Hailemariam Desalegn led a delegation of senior officials from his country to the Kenya-Ethiopia Business Forum.
Hailemariam said Kenya and Ethiopia are strategic partners and that his visit will enhance their economic cooperation.
“We are specifically keen on the energy sector. Both governments have expressed the desire to increase collaboration to steer economic development,” the PM said.
He said he was impressed by Kenya’s investment in the plant, noting geothermal energy is clean, green and has minimal effects on the environment.
KenGen chief executive Abert Mugo hailed the PM’s tour noting energy-related projects topped the agenda of Uhuru and the PM’s bilateral talks.
Mugo noted that the plant has elevated Kenya to position eight globally in geothermal production.
The Lapsset project was among topics discussed at State House, President Uhuru Kenyatta saying Kenya will work closely with Ethiopia on it.
In December 2015, at a function in Moyale, Uhuru and Hailemariam witnessed the signing of a Sh20 billion deal to end conflict along their common border and spur development.
The two promised the deal would help create jobs, reduce poverty and foster trade in their restive borderlands.

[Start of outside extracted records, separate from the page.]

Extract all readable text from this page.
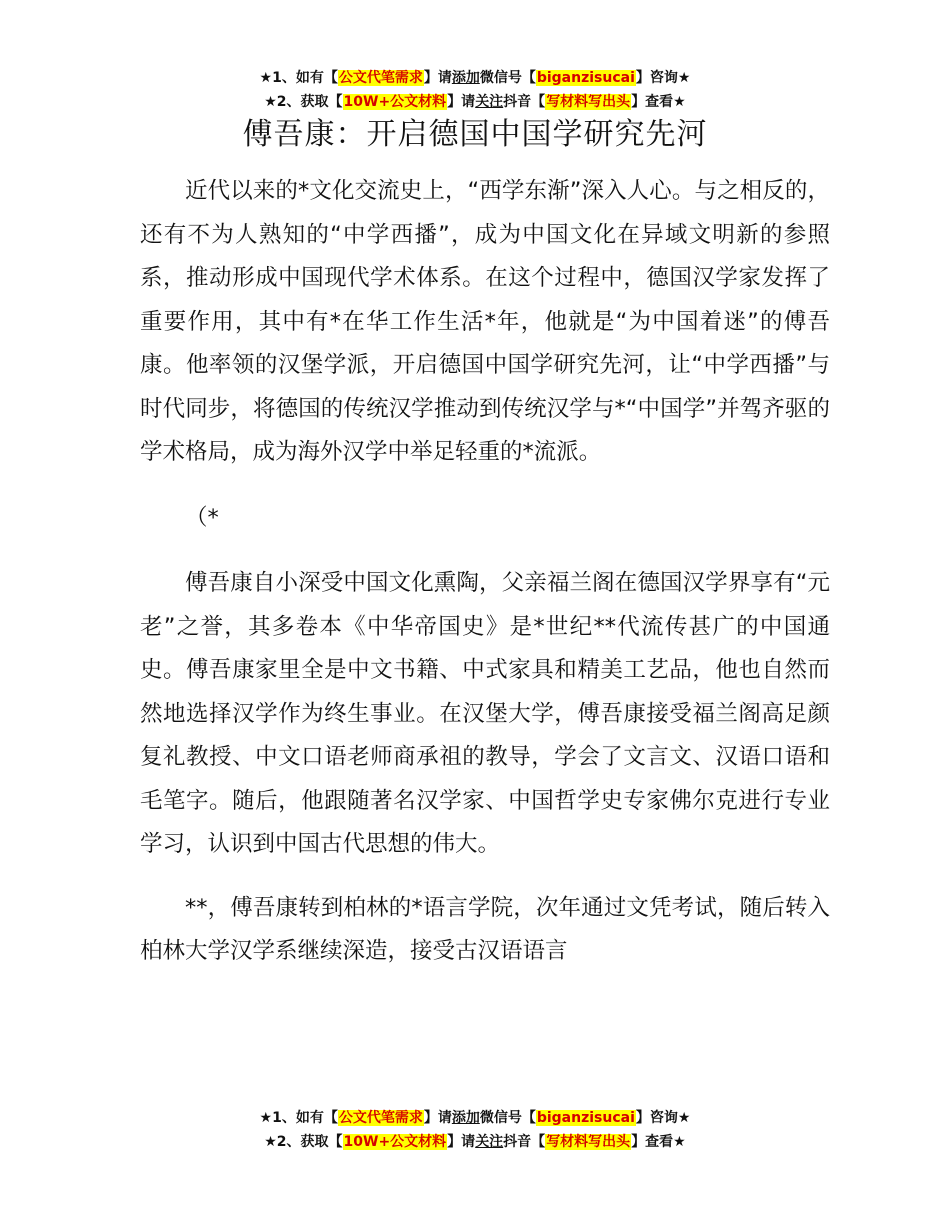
★1、如有【公文代笔需求】请添加微信号【biganzisucai】咨询★
★2、获取【10W+公文材料】请关注抖音【写材料写出头】查看★
傅吾康：开启德国中国学研究先河

近代以来的*文化交流史上，“西学东渐”深入人心。与之相反的，还有不为人熟知的“中学西播”，成为中国文化在异域文明新的参照系，推动形成中国现代学术体系。在这个过程中，德国汉学家发挥了重要作用，其中有*在华工作生活*年，他就是“为中国着迷”的傅吾康。他率领的汉堡学派，开启德国中国学研究先河，让“中学西播”与时代同步，将德国的传统汉学推动到传统汉学与*“中国学”并驾齐驱的学术格局，成为海外汉学中举足轻重的*流派。

（*

傅吾康自小深受中国文化熏陶，父亲福兰阁在德国汉学界享有“元老”之誉，其多卷本《中华帝国史》是*世纪**代流传甚广的中国通史。傅吾康家里全是中文书籍、中式家具和精美工艺品，他也自然而然地选择汉学作为终生事业。在汉堡大学，傅吾康接受福兰阁高足颜复礼教授、中文口语老师商承祖的教导，学会了文言文、汉语口语和毛笔字。随后，他跟随著名汉学家、中国哲学史专家佛尔克进行专业学习，认识到中国古代思想的伟大。

**，傅吾康转到柏林的*语言学院，次年通过文凭考试，随后转入柏林大学汉学系继续深造，接受古汉语语言

★1、如有【公文代笔需求】请添加微信号【biganzisucai】咨询★
★2、获取【10W+公文材料】请关注抖音【写材料写出头】查看★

The main economic focus of the deal was developing the area’s untapped energy and mineral resources and meat and livestock trade to create jobs for youth.
In 2013, Ethiopia embarked on a project to export large amounts of clean power across East Africa.
With an estimated potential capacity of 45,000 megawatts (MW) from hydro alone, the country is at the centre of an emerging electricity network across the region, driven largely by renewable energy.
The Eastern Africa Power Pool aims to connect the power grids of at least nine countries, including Ethiopia, Kenya, Rwanda, Uganda, Burundi, Tanzania, Democratic Republic of Congo, Sudan and Djibouti. It may also be extended to northern and southern Africa.
Also in the pipeline is the 500-kv transmission line connecting the Kenyan and Ethiopian grids, which is expected to be complete by the end of 2016 at a cost of up to $1.26 billion.
It would make Kenya, which has the region’s largest industrial base, the largest buyer of Ethiopian power at an eventual 400 MW, and could allow Ethiopia to export up to 1,600 MW to countries further afield.